Vous êtes... au beau milieu de la plage, assise en tailleur sur la serviette de
la honte et, fort heureusement masquée, vous respirez à travers un tuba au milieu
des rires qui ondulent comme des vagues tout autour de vous. La conscience
aiguë du ridicule qui vous cloue au pilori de la honte, assortie à votre serviette,
ne change rien à votre situation. Vous inspirez et expirez profondément, tel un
moine bouddhiste en pleine méditation zen, cheminant tous chakras ouverts vers
l’Eveil.

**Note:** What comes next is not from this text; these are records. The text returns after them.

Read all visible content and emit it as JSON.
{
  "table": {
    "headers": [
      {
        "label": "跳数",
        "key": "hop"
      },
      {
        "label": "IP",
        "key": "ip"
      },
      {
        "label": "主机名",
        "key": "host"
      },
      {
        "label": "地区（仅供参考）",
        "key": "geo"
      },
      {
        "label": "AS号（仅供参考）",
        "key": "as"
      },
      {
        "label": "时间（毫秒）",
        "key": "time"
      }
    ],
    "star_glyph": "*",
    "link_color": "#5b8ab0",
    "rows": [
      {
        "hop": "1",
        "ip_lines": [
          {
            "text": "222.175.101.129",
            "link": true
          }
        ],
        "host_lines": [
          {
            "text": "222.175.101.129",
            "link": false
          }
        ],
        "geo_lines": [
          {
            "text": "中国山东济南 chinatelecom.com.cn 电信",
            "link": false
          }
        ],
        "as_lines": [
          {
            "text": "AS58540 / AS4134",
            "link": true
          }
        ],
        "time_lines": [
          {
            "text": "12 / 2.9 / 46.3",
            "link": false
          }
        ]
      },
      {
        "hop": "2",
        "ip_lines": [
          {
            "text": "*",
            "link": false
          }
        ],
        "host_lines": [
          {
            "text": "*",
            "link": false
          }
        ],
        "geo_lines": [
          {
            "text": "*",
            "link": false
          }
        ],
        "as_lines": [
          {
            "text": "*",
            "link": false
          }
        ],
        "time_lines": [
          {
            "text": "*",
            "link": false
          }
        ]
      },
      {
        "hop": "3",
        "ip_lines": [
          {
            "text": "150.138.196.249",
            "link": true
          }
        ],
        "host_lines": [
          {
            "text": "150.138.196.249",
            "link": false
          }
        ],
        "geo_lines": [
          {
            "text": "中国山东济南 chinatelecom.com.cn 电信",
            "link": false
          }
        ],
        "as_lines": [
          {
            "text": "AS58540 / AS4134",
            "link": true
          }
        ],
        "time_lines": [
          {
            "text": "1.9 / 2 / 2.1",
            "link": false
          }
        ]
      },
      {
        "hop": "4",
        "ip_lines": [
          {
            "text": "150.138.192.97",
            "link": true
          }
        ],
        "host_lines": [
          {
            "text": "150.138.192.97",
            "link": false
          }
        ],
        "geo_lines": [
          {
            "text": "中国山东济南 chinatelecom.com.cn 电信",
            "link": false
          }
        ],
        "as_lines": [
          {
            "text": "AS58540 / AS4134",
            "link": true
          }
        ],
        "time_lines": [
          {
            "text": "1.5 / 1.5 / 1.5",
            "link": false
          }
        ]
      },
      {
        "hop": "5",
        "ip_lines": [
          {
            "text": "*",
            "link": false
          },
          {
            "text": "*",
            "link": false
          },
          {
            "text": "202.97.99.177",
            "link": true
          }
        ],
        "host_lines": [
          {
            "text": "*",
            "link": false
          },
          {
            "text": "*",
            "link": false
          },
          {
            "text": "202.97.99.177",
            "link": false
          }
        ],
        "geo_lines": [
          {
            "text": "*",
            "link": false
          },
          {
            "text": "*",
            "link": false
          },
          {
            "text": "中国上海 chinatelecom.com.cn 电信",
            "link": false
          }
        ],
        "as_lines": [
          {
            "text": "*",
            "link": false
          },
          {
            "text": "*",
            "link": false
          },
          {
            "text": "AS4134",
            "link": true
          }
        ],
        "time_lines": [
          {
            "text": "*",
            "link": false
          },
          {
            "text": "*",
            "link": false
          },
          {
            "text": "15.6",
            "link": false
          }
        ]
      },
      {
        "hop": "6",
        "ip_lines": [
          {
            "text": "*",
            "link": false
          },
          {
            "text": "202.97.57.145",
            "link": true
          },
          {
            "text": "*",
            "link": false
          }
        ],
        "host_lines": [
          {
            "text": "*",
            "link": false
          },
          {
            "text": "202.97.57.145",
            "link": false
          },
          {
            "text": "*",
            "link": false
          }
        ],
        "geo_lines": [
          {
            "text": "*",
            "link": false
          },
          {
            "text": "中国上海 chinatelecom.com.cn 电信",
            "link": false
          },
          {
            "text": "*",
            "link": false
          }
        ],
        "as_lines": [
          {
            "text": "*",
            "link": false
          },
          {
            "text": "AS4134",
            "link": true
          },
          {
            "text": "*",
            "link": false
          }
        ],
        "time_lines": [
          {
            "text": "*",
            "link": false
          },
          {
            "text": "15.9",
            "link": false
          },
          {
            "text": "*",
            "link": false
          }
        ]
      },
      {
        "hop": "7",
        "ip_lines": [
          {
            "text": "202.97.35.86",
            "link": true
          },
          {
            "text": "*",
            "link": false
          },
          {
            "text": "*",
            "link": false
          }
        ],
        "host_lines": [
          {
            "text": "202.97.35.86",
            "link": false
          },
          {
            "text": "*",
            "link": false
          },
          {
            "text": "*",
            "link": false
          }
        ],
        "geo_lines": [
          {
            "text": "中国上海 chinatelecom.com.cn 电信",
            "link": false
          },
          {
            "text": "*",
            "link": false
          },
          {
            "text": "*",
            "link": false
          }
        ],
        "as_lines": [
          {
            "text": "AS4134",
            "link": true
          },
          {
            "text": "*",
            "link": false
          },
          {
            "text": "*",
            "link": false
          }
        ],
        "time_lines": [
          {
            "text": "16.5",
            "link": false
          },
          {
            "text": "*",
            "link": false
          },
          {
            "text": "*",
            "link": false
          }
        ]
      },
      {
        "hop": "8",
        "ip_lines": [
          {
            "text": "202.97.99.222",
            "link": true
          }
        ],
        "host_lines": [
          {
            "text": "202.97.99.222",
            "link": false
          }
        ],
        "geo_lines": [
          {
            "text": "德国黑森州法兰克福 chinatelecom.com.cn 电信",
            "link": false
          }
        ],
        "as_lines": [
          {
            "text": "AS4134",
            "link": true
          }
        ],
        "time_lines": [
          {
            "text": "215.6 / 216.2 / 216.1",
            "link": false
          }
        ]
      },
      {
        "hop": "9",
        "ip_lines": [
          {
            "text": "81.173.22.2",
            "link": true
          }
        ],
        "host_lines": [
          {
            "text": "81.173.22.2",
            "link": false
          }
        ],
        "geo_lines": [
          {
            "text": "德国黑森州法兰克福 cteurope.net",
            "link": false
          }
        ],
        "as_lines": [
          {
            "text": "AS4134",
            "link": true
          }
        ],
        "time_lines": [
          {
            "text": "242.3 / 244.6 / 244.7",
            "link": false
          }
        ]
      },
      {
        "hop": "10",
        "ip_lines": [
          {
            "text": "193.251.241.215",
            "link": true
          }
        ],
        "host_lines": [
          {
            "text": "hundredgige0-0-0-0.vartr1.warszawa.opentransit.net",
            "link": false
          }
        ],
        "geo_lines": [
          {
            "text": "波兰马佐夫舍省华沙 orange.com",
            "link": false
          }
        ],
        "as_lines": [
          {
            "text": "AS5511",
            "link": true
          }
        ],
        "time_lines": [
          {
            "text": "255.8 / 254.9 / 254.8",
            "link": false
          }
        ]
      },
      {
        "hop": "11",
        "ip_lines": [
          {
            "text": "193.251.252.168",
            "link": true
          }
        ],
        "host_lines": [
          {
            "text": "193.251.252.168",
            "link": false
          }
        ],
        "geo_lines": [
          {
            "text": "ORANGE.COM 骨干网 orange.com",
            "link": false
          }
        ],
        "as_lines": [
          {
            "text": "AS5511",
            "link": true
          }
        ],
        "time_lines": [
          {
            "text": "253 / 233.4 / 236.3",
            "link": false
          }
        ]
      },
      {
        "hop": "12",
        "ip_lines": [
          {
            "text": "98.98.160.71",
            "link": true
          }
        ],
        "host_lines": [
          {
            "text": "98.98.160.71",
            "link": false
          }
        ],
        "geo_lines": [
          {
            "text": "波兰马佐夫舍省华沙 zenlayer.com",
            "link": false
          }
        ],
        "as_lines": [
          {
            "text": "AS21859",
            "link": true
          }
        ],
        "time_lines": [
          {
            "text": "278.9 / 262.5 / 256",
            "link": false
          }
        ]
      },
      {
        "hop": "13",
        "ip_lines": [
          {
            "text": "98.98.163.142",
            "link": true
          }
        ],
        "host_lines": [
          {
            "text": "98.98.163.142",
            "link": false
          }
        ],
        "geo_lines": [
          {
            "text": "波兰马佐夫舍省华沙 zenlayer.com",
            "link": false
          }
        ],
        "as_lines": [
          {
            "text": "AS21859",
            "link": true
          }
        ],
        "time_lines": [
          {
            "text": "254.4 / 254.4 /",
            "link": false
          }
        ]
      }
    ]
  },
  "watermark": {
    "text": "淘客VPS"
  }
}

Vos pensées oscillent sur le rythme lent de votre respiration, laquelle se
calque sur celui des vagues. Vous réfléchissez : mais pourquoi... mais
comment... en suis-je... arrivée là ?
De toute façon, vous ne pouvez battre que votre propre coulpe. C’est vous
qui avez choisi ce lieu de vacances, c’est vous qui avez réservé et procédé au
règlement, comme l’atteste votre paraphe au bas du chèque : c’est bien vous, et
vous seule !
Néanmoins, comment auriez-vous pu deviner que ces six malheureux
kilomètres de territoire français avant l’Ibérie abritaient une réserve marine ?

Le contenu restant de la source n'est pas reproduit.